August 16, 2010

Letting the Computer Do (Most of) the Work

August 16, 2010/ Tony Corke

Around this time of year it's traditional to work through the remaining matches for each team and attempt to codify what each needs to do in order to secure a particular finish - minor premiership, top 4, top 8 or Spoon.

This year, rather than work through all the combinations manually, I've decided to be lazy - purely for instructional purposes, I should add - and enlist the help of rule induction, a mathematical technique for deducing from a dataset statements in the form If A and B then C that describe key variables in that data.

So, for example, if you were to apply the technique to help describe the use of heating and cooling appliances by a household over the course of a few years you might collect information several times each day about who was home, what the outside temperature was, what day of the week and time of day it was, and whether or not a heating or a cooling appliance was turned on.

Using a rule induction algorithm, you'd be able to come up with statements such as this one:

If Number of People Home is greater than 0 AND Outside Temperature is less than 15 degrees AND Time of Day is between 5:30pm and 11:30pm AND Day of Week is not Saturday or Sunday then Heating = ON (Probability 92%)

For this blog I provided a rule induction algorithm (the JRip Weka algorithm running in R, if you're curious) with the outputs from 10,000 of the simulations I used in my earlier blog, which included for each simulation:

The results of each of the remaining 16 games
The final ladder positions of each team if these were the actual results of each game

To simplify matters a little, and recognising that the main interest is not in exact ladder position finishes, I summarised each team's finishing position as either "1st","2nd to 4th","5th to 8th","9th to 15th", or "16th".

The goal was that the rule induction algorithm would output rules of the form:

If X beats Y AND X beats Z AND ... then X finishes 5th to 8th

Rule induction worked remarkably well.
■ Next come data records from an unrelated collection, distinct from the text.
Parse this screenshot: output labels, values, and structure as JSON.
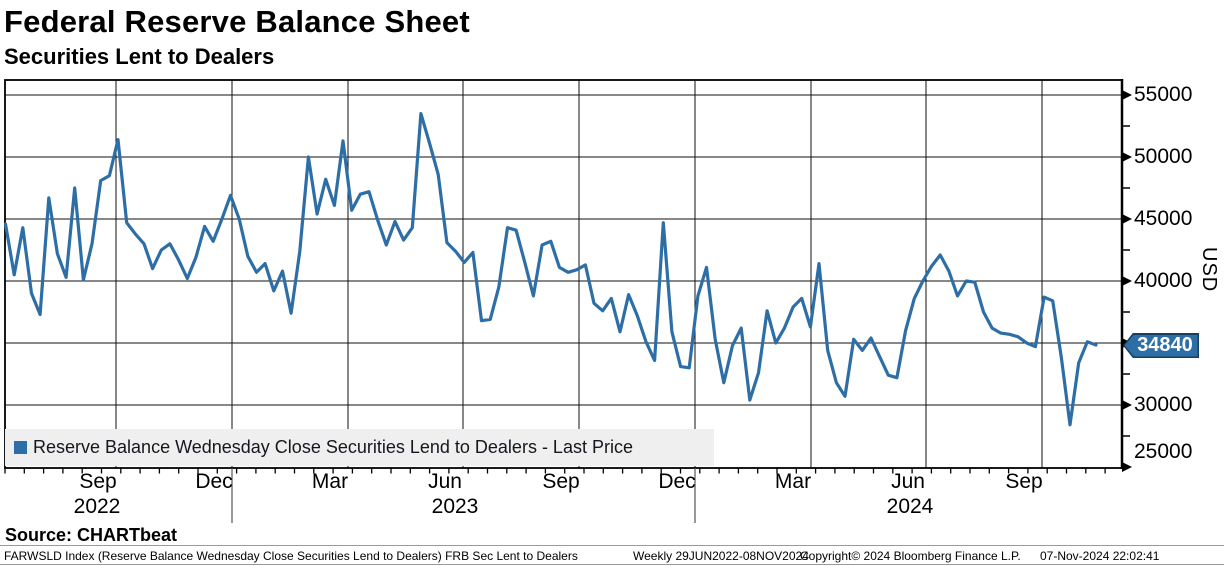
{
  "header": {
    "title": "Federal Reserve Balance Sheet",
    "subtitle": "Securities Lent to Dealers"
  },
  "legend": {
    "label": "Reserve Balance Wednesday Close Securities Lend to Dealers - Last Price"
  },
  "badge": {
    "value": "34840"
  },
  "y_axis": {
    "unit": "USD",
    "labeled_ticks": [
      "55000",
      "50000",
      "45000",
      "40000",
      "30000",
      "25000"
    ]
  },
  "x_axis": {
    "month_labels": [
      "Sep",
      "Dec",
      "Mar",
      "Jun",
      "Sep",
      "Dec",
      "Mar",
      "Jun",
      "Sep"
    ],
    "year_labels": [
      "2022",
      "2023",
      "2024"
    ]
  },
  "footer": {
    "source": "Source: CHARTbeat",
    "index_note": "FARWSLD Index (Reserve Balance Wednesday Close Securities Lend to Dealers) FRB Sec Lent to Dealers",
    "range_note": "Weekly 29JUN2022-08NOV2024",
    "copyright_note": "Copyright© 2024 Bloomberg Finance L.P.",
    "timestamp": "07-Nov-2024 22:02:41"
  },
  "colors": {
    "line": "#2e6ea6",
    "badge_bg": "#2e6ea6",
    "badge_border": "#16405f",
    "legend_bg": "#efefef",
    "grid": "#111111"
  },
  "chart_data": {
    "type": "line",
    "title": "Federal Reserve Balance Sheet - Securities Lent to Dealers",
    "xlabel": "",
    "ylabel": "USD",
    "ylim": [
      25000,
      56300
    ],
    "grid": true,
    "legend_position": "bottom-left",
    "x_range": "29JUN2022-08NOV2024",
    "frequency": "Weekly",
    "y_major_ticks": [
      25000,
      30000,
      35000,
      40000,
      45000,
      50000,
      55000
    ],
    "y_minor_ticks": [
      27500,
      32500,
      37500,
      42500,
      47500,
      52500
    ],
    "x_gridline_months": [
      "Oct 2022",
      "Jan 2023",
      "Apr 2023",
      "Jul 2023",
      "Oct 2023",
      "Jan 2024",
      "Apr 2024",
      "Jul 2024",
      "Oct 2024"
    ],
    "series": [
      {
        "name": "Reserve Balance Wednesday Close Securities Lend to Dealers - Last Price",
        "start": "29JUN2022",
        "end": "08NOV2024",
        "last_price": 34840,
        "values": [
          44600,
          40500,
          44300,
          39000,
          37300,
          46700,
          42200,
          40300,
          47500,
          40100,
          43000,
          48100,
          48500,
          51400,
          44700,
          43800,
          43000,
          41000,
          42500,
          43000,
          41700,
          40200,
          41900,
          44400,
          43200,
          45000,
          46900,
          45000,
          42000,
          40700,
          41400,
          39200,
          40800,
          37400,
          42400,
          50000,
          45400,
          48200,
          46100,
          51300,
          45700,
          47000,
          47200,
          44900,
          42900,
          44800,
          43300,
          44300,
          53500,
          51100,
          48600,
          43100,
          42400,
          41500,
          42300,
          36800,
          36900,
          39500,
          44300,
          44100,
          41500,
          38800,
          42900,
          43200,
          41100,
          40700,
          40900,
          41300,
          38200,
          37600,
          38600,
          35900,
          38900,
          37200,
          35100,
          33600,
          44700,
          35900,
          33100,
          33000,
          38800,
          41100,
          35300,
          31800,
          34800,
          36200,
          30400,
          32600,
          37600,
          35000,
          36200,
          37900,
          38600,
          36300,
          41400,
          34400,
          31800,
          30700,
          35300,
          34400,
          35400,
          33900,
          32400,
          32200,
          36000,
          38600,
          40000,
          41200,
          42100,
          40800,
          38800,
          40000,
          39900,
          37500,
          36200,
          35800,
          35700,
          35500,
          35000,
          34700,
          38700,
          38400,
          33800,
          28400,
          33400,
          35100,
          34840
        ]
      }
    ]
  }
}
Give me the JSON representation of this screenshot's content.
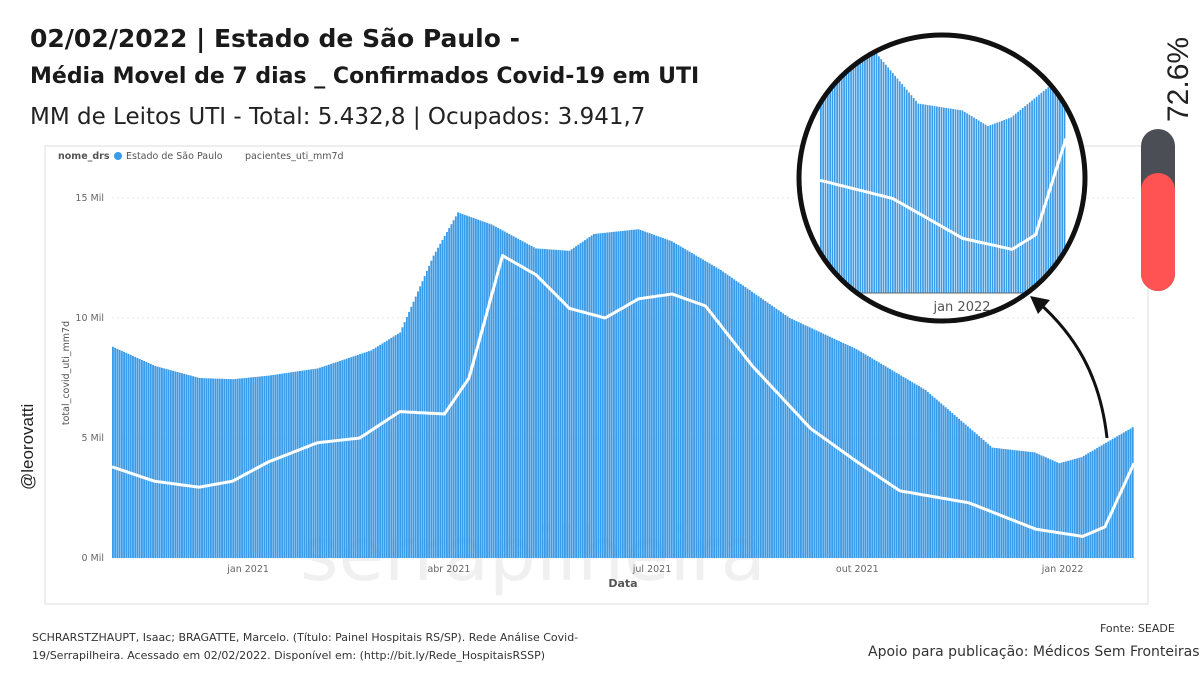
{
  "header": {
    "line1": "02/02/2022 | Estado de São Paulo -",
    "line2": "Média Movel de 7 dias _ Confirmados Covid-19 em UTI",
    "line3": "MM de Leitos UTI - Total: 5.432,8 | Ocupados: 3.941,7"
  },
  "side_handle": "@leorovatti",
  "occupancy": {
    "label": "72.6%",
    "value": 0.726,
    "fill_color": "#ff5252",
    "track_color": "#4b4e55"
  },
  "footer": {
    "citation": "SCHRARSTZHAUPT, Isaac; BRAGATTE, Marcelo. (Título: Painel Hospitais RS/SP). Rede Análise Covid-19/Serrapilheira. Acessado em 02/02/2022. Disponível em: (http://bit.ly/Rede_HospitaisRSSP)",
    "source": "Fonte: SEADE",
    "support": "Apoio para publicação: Médicos Sem Fronteiras"
  },
  "watermark": "serrapilheira",
  "chart_data": {
    "type": "bar",
    "legend": {
      "title": "nome_drs",
      "items": [
        "Estado de São Paulo",
        "pacientes_uti_mm7d"
      ],
      "position": "top-left"
    },
    "xlabel": "Data",
    "ylabel": "total_covid_uti_mm7d",
    "ylim": [
      0,
      15000
    ],
    "y_ticks": [
      {
        "value": 0,
        "label": "0 Mil"
      },
      {
        "value": 5000,
        "label": "5 Mil"
      },
      {
        "value": 10000,
        "label": "10 Mil"
      },
      {
        "value": 15000,
        "label": "15 Mil"
      }
    ],
    "x_range": [
      "2020-11-01",
      "2022-02-02"
    ],
    "x_ticks": [
      {
        "date": "2021-01-01",
        "label": "jan 2021"
      },
      {
        "date": "2021-04-01",
        "label": "abr 2021"
      },
      {
        "date": "2021-07-01",
        "label": "jul 2021"
      },
      {
        "date": "2021-10-01",
        "label": "out 2021"
      },
      {
        "date": "2022-01-01",
        "label": "jan 2022"
      }
    ],
    "bar_color": "#3a9be8",
    "line_color": "#ffffff",
    "bar_keypoints": [
      [
        "2020-11-01",
        8800
      ],
      [
        "2020-11-20",
        8000
      ],
      [
        "2020-12-10",
        7500
      ],
      [
        "2020-12-25",
        7450
      ],
      [
        "2021-01-10",
        7600
      ],
      [
        "2021-02-01",
        7900
      ],
      [
        "2021-02-25",
        8650
      ],
      [
        "2021-03-10",
        9400
      ],
      [
        "2021-03-25",
        12600
      ],
      [
        "2021-04-05",
        14400
      ],
      [
        "2021-04-20",
        13900
      ],
      [
        "2021-05-10",
        12900
      ],
      [
        "2021-05-25",
        12800
      ],
      [
        "2021-06-05",
        13500
      ],
      [
        "2021-06-25",
        13700
      ],
      [
        "2021-07-10",
        13200
      ],
      [
        "2021-08-01",
        12000
      ],
      [
        "2021-09-01",
        10000
      ],
      [
        "2021-10-01",
        8700
      ],
      [
        "2021-11-01",
        7000
      ],
      [
        "2021-12-01",
        4600
      ],
      [
        "2021-12-20",
        4400
      ],
      [
        "2021-12-31",
        3950
      ],
      [
        "2022-01-10",
        4200
      ],
      [
        "2022-02-02",
        5450
      ]
    ],
    "line_keypoints": [
      [
        "2020-11-01",
        3800
      ],
      [
        "2020-11-20",
        3200
      ],
      [
        "2020-12-10",
        2950
      ],
      [
        "2020-12-25",
        3200
      ],
      [
        "2021-01-10",
        4000
      ],
      [
        "2021-02-01",
        4800
      ],
      [
        "2021-02-20",
        5000
      ],
      [
        "2021-03-10",
        6100
      ],
      [
        "2021-03-30",
        6000
      ],
      [
        "2021-04-10",
        7500
      ],
      [
        "2021-04-25",
        12600
      ],
      [
        "2021-05-10",
        11800
      ],
      [
        "2021-05-25",
        10400
      ],
      [
        "2021-06-10",
        10000
      ],
      [
        "2021-06-25",
        10800
      ],
      [
        "2021-07-10",
        11000
      ],
      [
        "2021-07-25",
        10500
      ],
      [
        "2021-08-15",
        8000
      ],
      [
        "2021-09-10",
        5400
      ],
      [
        "2021-10-01",
        4000
      ],
      [
        "2021-10-20",
        2800
      ],
      [
        "2021-11-20",
        2300
      ],
      [
        "2021-12-20",
        1200
      ],
      [
        "2022-01-10",
        900
      ],
      [
        "2022-01-20",
        1300
      ],
      [
        "2022-02-02",
        3950
      ]
    ]
  },
  "zoom_callout": {
    "tick_label": "jan 2022"
  }
}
Here are a few real examples of the rules that the algorithm offered up for Collingwood's fate:

Rule 1: (Collingwood..v..Adelaide <= 0) and (Hawthorn..v..Collingwood >= 0) and (Carlton..v..Geelong <= 0) => Collingwood = 2nd to 4th (168.0/2.0)
Rule 2: => Collingwood =1st (9832.0/0.0)

Rule 1 can be interpreted as follows:

If Collingwood loses to or draws with Adelaide (ie the margin in that game, couched in terms of Collingwood is less than or equal to zero) AND Collingwood loses to or draws with Hawthorn AND Geelong beats or draws with Carlton then Collingwood finish 2nd to 4th.

What's implicit here is that Geelong also beats West Coast but since, in the simulations, this always occurred when the other conditions in the rule were met, the algorithm didn't realise that this was an additional required condition.
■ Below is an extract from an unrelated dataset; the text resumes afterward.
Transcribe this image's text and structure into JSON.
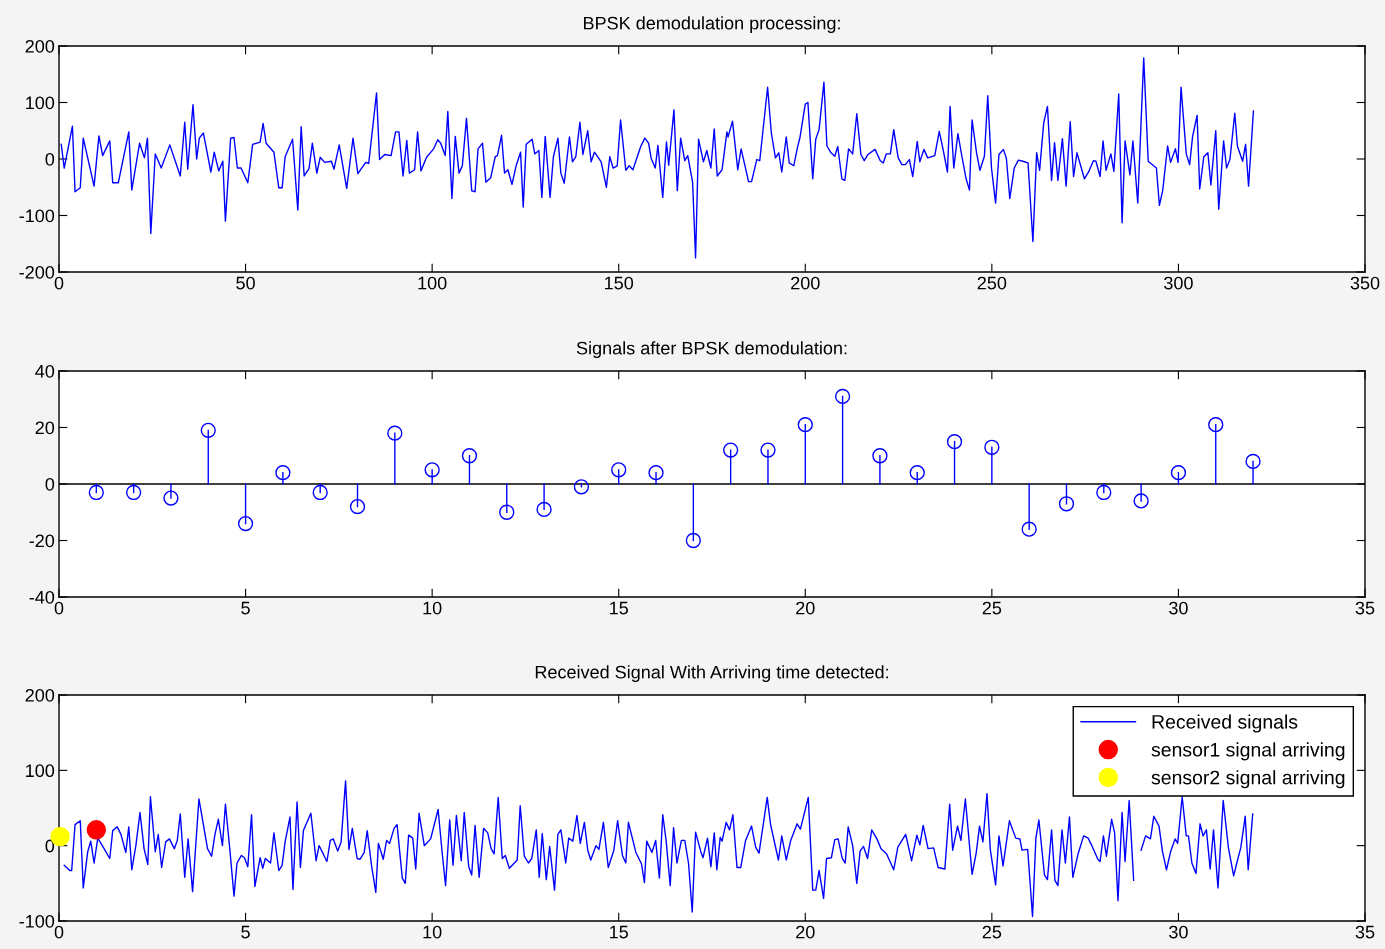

As well, Collingwood can't be allowed to draw both its games otherwise Geelong can't overhaul them. Again, this situation didn't occur in the simulations I provided the algorithm, and not even the smartest algorithm can intuit instances that it's never seen.

I could probably have fixed both of these shortcomings by providing the algorithm with more than 10,000 simulations, though I'd pay a price in terms of computation time. Note though the (168.0 / 2.0) annotation at the end of this rule. That tells you that the rule could be applied to 168 of the simulations, but that it was wrong for 2 of them. Maybe the two simulations for which the rule applied but was incorrect included a Geelong loss to the Eagles or two draws for Collingwood.
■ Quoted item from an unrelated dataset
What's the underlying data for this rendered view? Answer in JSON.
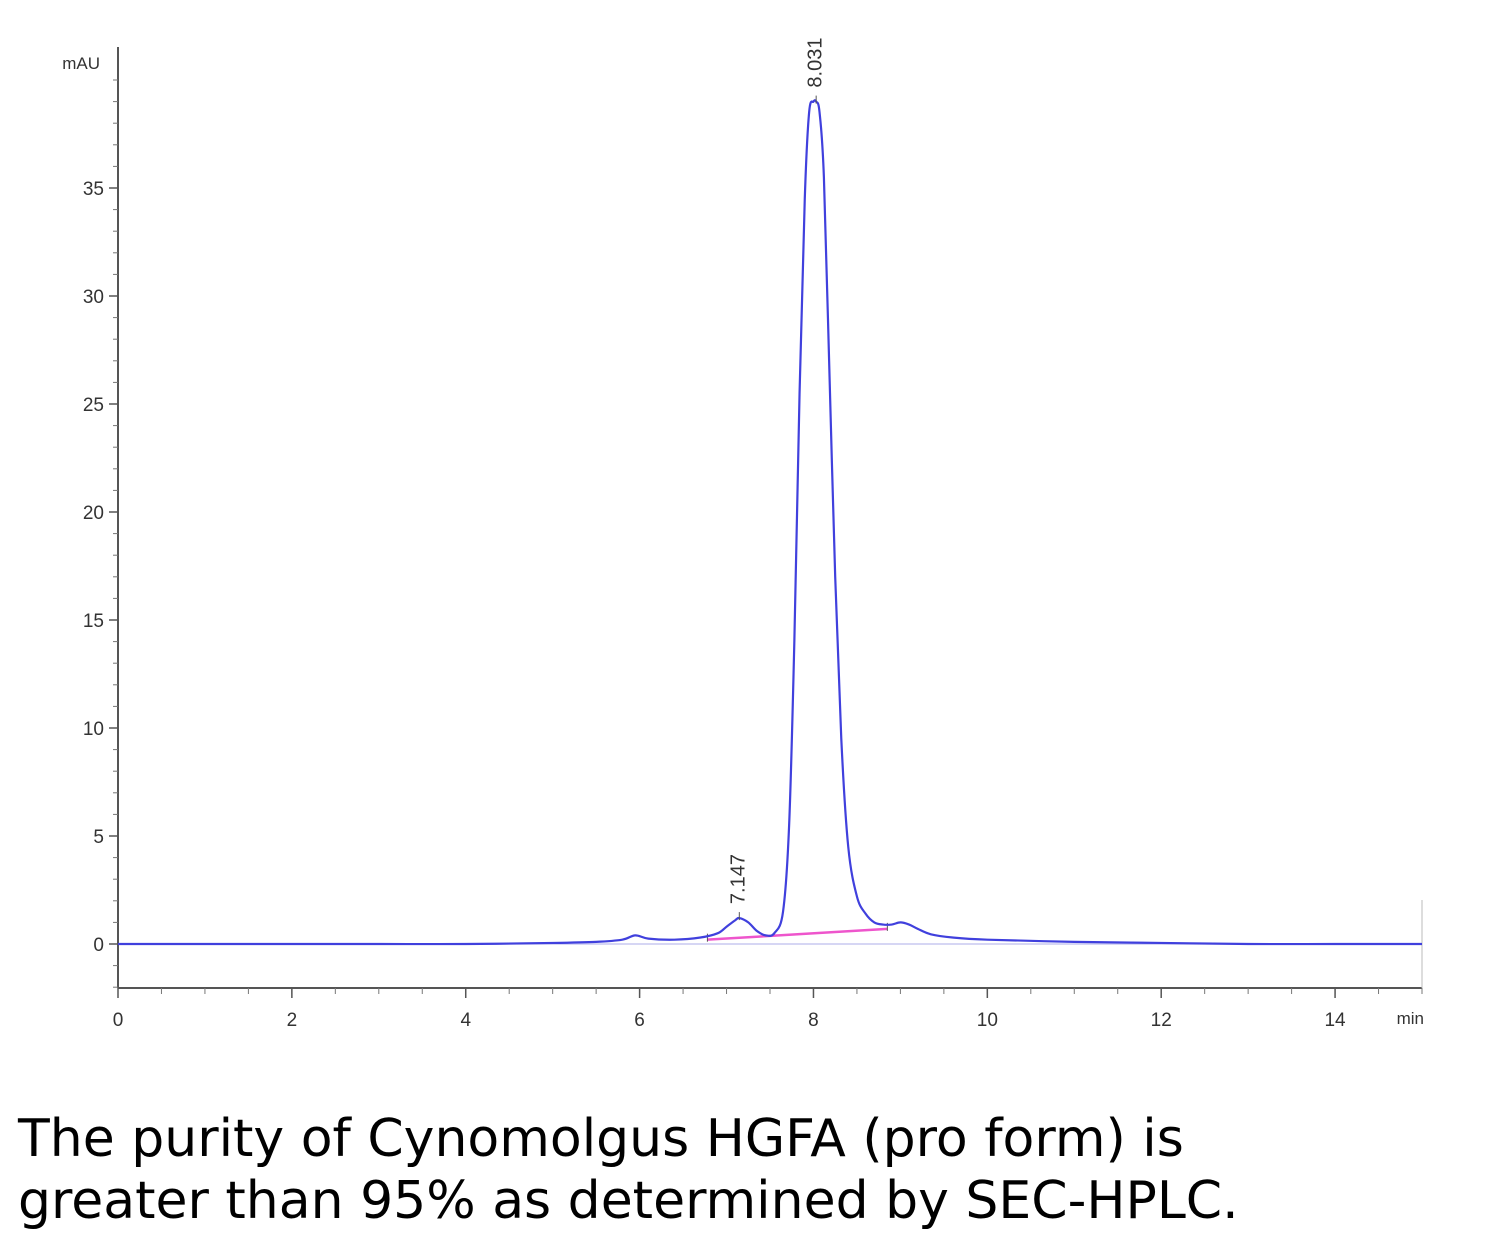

Rule creation algorithms include what's called a "stopping rule" to prevent them from creating a unique rule for every simulation result, which might make the rules highly accurate but also makes them completely impractical.

Rule 2 is the "otherwise" rule and is interpreted as the predicted outcome if none of the earlier rules' full set of conditions are met. For Collingwood, "otherwise" is that they finish 1st.

The rules provided for other teams were generally quite similar, although they became more complex for teams when percentages were required to determine crucial ladder positions. Here, for example, are a few of the rules where the algorithm is attempting to model Hawthorn getting bumped into 9th by Melbourne:

(Hawthorn..v..Fremantle <= -7) and (Port.Adelaide..v..Melbourne = -14) and (Melbourne..v..Kangaroos >= 20) and (Hawthorn..v..Collingwood = -39) and (Melbourne..v..Kangaroos Hawthorn = 9th to 15th (54.0/2.0)
(Hawthorn..v..Fremantle <= -4) and (Port.Adelaide..v..Melbourne = -7) and (Melbourne..v..Kangaroos = 11) and (Hawthorn..v..Collingwood = -59) and (Port.Adelaide..v..Melbourne = -32) = Hawthorn = 9th to 15th (41.0/3.0)

Granted that's a mite convoluted, but nothing that a human can't recognise fairly quickly, which nicely illustrates my experience with this type of algorithm: their outputs almost always contain some useful insights but the extraction of this insight requires human interpretation.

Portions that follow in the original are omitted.